Cheam Channy was convicted in August of organizing a so-called illegal armed force and sentenced to seven years in jail for fraud and sedition by Ney Thol.
Announcing the verdict, Ney Thol told the court that Cheam Channy “had seriously affected national defense, national security and damaged the military’s interests.”
The US, the UN, the European Union and the Cambodian Human Rights Action Committee, a coalition of 21 NGOs and international rights organizations, condemned Ney Thol’s ruling.
Cheam Channy was freed in February after being in prison for more than a year.
Asked whether he would serve as an official in the Khmer Rouge tribunal, Ney Thol said he didn’t know anything.
Phnom Penh Municipal Court Judge Ya Sakhon, who in December 2004 sentenced three men to life in prison for plotting to bomb the US and British embassies in Phnom Penh, is slated as a judge in the tribunal’s lower court, VOA reported.
Local Muslims decried the 2004 ruling, calling the proceeding a show trial to appease the US and British governments, while human rights workers said evidence against the three was flimsy.
Tribunal spokesman Reach Sambath would neither confirm nor deny whether the judicial officials named on VOA’s list were those chosen by the Supreme Council of Magistracy. He said the official list would be sent to UN Secretary-General Kofi Annan for notification, though he added that Annan will not have the power to veto any names.
The final, official list of appointed judges and prosecutors is scheduled to be announced to the public at a news conference Wednesday, he added. He said he expected judges to begin their investigations in June and expected trial proceedings to begin in early 2007.

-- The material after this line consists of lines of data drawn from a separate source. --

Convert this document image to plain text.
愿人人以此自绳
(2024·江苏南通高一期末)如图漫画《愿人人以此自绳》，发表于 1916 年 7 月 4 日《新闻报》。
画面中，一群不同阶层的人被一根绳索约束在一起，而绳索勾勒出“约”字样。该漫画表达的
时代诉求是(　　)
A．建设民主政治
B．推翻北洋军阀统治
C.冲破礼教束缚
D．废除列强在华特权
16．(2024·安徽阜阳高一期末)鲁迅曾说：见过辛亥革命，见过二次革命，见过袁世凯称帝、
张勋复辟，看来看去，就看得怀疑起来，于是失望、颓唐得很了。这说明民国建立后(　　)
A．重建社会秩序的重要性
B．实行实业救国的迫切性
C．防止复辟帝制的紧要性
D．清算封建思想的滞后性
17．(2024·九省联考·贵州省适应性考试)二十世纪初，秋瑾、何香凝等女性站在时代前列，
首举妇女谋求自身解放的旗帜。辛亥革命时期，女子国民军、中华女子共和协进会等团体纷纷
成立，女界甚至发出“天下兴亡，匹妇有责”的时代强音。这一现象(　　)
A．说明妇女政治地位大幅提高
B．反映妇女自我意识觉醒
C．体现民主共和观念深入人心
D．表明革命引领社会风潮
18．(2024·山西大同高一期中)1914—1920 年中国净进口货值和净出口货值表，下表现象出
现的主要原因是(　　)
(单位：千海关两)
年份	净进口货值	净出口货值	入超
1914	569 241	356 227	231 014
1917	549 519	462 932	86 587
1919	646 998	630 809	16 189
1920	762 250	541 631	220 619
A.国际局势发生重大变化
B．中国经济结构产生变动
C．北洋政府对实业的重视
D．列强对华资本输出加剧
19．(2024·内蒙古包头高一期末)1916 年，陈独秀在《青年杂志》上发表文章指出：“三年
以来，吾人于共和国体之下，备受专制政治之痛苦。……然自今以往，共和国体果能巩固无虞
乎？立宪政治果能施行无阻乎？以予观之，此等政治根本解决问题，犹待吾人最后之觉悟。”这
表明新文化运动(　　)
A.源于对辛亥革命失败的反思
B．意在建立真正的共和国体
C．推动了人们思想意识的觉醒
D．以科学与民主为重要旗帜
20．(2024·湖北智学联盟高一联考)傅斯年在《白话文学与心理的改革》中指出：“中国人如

According to a release issued by the Extraordinary Chambers in the Courts of Cambodia, the official name of the Khmer Rouge tribunal, council members were “faced with a challenging task in choosing candidates from among so many highly qualified nominations.”

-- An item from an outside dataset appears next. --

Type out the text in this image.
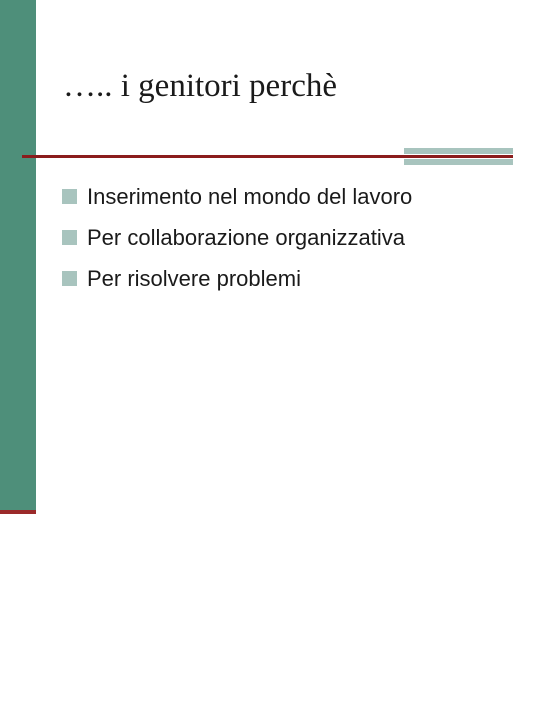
….. i genitori perchè
Inserimento nel mondo del lavoro
Per collaborazione organizzativa
Per risolvere problemi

The release added that all chosen judges have “a history of professionalism, high moral character and familiarity with humanitarian and human rights law.”
But some voiced concern about the possible participation of some of those on the VOA list.
Legal expert Lao Mong Hay said he was particularly disappointed by Ney Thol’s appointment. “He will not enhance the reputation of the Khmer Rouge tribunal,” he said.
Municipal Court Director Chiv Keng said Wednesday that Cambodian judges follow a code of conduct and will act professionally during the tribunal.